Pope Francis has appointed a few women in senior Vatican managerial positions. He also gave women voting powers in this month’s synod.

This is the first time women have been allowed to vote in a bishops’ summit discussing church reforms.

Women priests

Although he has increased the opportunity for women’s voices to be heard, Francis has ruled out opening up the priesthood to women.

Speaking to the Foreign Press Association (FPA) in Rome on Wednesday, one of the UISG nuns expressed her exasperation.

The Church is “by and large fully led by a male hierarchy” and “if you ask if I have felt frustrated, yes I have felt frustrated” said UISG associate executive secretary Sister Mary John Kudiyiruppil (pictured).
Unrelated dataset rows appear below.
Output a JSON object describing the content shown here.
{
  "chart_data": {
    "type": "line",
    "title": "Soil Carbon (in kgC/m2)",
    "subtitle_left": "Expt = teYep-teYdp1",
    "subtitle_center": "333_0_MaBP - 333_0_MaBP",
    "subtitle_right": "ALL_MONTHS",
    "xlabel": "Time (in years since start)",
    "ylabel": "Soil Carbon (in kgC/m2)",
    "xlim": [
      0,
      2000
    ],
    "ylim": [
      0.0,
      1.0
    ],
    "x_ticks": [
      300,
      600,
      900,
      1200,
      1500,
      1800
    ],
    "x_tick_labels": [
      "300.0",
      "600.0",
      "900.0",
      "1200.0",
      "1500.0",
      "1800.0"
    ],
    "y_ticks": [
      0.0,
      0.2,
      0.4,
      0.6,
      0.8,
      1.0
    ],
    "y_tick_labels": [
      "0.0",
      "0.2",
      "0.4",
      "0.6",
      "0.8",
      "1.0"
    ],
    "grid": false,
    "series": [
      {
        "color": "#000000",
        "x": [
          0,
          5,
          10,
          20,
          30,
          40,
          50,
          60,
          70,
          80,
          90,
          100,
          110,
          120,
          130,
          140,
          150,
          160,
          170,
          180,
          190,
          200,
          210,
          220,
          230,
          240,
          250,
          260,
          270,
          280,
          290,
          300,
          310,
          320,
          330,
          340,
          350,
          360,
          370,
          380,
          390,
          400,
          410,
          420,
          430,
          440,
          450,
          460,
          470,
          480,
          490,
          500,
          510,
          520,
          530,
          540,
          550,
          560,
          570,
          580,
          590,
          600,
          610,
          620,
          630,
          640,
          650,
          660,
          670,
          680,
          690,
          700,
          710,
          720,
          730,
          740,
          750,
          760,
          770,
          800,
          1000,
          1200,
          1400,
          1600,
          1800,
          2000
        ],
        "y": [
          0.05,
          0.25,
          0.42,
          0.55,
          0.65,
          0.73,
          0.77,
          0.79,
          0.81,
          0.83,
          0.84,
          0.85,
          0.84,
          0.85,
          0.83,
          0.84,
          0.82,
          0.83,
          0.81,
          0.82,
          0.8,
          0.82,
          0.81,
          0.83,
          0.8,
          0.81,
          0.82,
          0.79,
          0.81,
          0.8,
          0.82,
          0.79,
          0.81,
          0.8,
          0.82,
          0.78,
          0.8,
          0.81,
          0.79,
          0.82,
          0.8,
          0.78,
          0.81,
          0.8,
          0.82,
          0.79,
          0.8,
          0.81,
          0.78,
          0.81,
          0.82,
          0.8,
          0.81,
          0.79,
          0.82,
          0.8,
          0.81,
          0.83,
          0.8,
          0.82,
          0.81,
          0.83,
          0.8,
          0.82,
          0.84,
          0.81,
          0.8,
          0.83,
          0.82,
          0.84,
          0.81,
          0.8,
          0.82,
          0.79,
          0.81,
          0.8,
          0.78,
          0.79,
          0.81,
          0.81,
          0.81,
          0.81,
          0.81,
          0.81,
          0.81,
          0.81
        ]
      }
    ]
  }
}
“But I really think we are making progress.”

Another of the nuns, a UISG member and missionary from Ghana, Sister Maamalifar Poreku, told the FPA she doesn’t need to be ordained.

She and other women are already able to make an impact helping the poor and the needy, she explained.

Ordination isn’t necessary for this, she noted.

“I don’t think I am interested in being a priest and I am very happy with the vocation that I have … I don’t need to be at the altar to do anything,” she told the Foreign Press Association.

The 61-year-old said women priests “will happen” eventually, but “the way things move, I might not see it in my lifetime.

“We live in a patriarchal world … it is men who dominate, whether we like it or not. This is reality so, in the church, it is men who dominate and change in society, a patriarchal society is not easy.”

Enlarge your tent

One area the closed-door synod looked at was how the Church can be more welcoming – in particular to women, migrants, clerical sex abuse survivors, divorcees and victims of climate change and social injustice.

Conservatives are critical of this exercise.

Where to from here?

While Bishops completed their discussions on Saturday, they are set to begin again in October 2024.

A papal document outlining any changes in Church teaching will follow, most likely in 2025.

This means that, if there were changes in Church teaching, they would be a long way off US News reports.